The law had been passed by the National Assembly in July under the center-left government of Prime Minister Robert Golob, who framed legalization as a question of personal dignity. “Each of us should be able to decide for ourselves how and with what dignity our life will end,” Golob said during the campaign.
Opposition came from a grassroots coalition led by the civic group Voice for Children and Families. In just weeks, organizers collected 46,000 signatures — well above the 40,000 needed — to force the issue to a popular vote.
Campaign dynamics were starkly asymmetrical. Pro-euthanasia forces enjoyed support from most parliamentary parties, substantial media coverage, and financing that dwarfed the opposition. A non-binding advisory referendum held last year had shown majority support for the concept.
The anti-euthanasia campaign relied largely on volunteer networks, door-to-door canvassing, and backing from the Catholic Church — which remains influential in the Alpine nation of 2.1 million, where 72% of citizens identify as Catholic — along with some conservative opposition parties.
Ales Primc, head of Voice for Children and Families, called the outcome “a miracle.” “The culture of life has defeated the culture of death,” he declared, adding that Slovenia had rejected government reforms “based on death and poisoning.”
Despite the victory, the referendum’s legal effect is limited: Slovenian law bars parliament from reintroducing an identical bill for one year. Critics of the result warn the government may attempt to bring back a similar measure after the cooling-off period expires.

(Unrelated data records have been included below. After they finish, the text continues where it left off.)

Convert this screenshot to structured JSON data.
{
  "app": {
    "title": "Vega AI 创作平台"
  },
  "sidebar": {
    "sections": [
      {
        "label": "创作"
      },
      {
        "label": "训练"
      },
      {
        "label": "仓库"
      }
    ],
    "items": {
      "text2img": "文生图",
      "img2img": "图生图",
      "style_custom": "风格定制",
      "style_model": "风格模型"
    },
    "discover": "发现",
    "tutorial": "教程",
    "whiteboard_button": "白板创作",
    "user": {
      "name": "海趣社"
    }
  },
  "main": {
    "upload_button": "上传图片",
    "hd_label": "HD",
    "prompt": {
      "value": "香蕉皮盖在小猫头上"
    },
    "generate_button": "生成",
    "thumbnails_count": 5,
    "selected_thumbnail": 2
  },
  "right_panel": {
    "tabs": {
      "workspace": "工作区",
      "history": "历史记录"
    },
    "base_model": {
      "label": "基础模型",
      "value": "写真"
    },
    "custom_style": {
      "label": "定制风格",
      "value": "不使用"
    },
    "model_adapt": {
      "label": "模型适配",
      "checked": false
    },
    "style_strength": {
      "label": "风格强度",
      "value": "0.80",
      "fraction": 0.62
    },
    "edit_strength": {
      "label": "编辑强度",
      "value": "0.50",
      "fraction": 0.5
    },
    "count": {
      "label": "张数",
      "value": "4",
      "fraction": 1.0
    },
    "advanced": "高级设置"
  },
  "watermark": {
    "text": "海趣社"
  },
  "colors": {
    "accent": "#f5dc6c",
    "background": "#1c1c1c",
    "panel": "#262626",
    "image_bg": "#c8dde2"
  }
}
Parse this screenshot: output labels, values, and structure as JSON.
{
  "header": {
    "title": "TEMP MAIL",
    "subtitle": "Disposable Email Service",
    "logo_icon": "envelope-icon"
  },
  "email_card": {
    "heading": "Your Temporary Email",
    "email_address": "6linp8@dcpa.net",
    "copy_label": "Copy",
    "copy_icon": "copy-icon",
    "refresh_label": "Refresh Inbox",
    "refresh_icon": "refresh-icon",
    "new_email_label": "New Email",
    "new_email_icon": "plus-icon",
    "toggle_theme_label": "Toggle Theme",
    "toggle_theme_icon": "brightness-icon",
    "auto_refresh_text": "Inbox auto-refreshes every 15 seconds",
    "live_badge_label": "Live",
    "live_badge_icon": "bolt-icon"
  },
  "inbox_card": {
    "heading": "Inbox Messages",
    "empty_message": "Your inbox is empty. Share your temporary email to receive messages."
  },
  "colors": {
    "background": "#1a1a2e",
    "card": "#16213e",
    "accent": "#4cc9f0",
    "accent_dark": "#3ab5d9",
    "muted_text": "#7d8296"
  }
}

The vote underscores persistent public resistance in parts of Central Europe to liberalizing end-of-life legislation, even as France and the United Kingdom debate similar reforms and Austria, Belgium, Luxembourg, the Netherlands, Spain, and Switzerland already permit euthanasia or assisted suicide under varying conditions.
For proponents of direct democracy, Sunday’s result — however fragile — served as a reminder that determined citizens can, on rare occasions, override elite consensus on deeply divisive moral questions.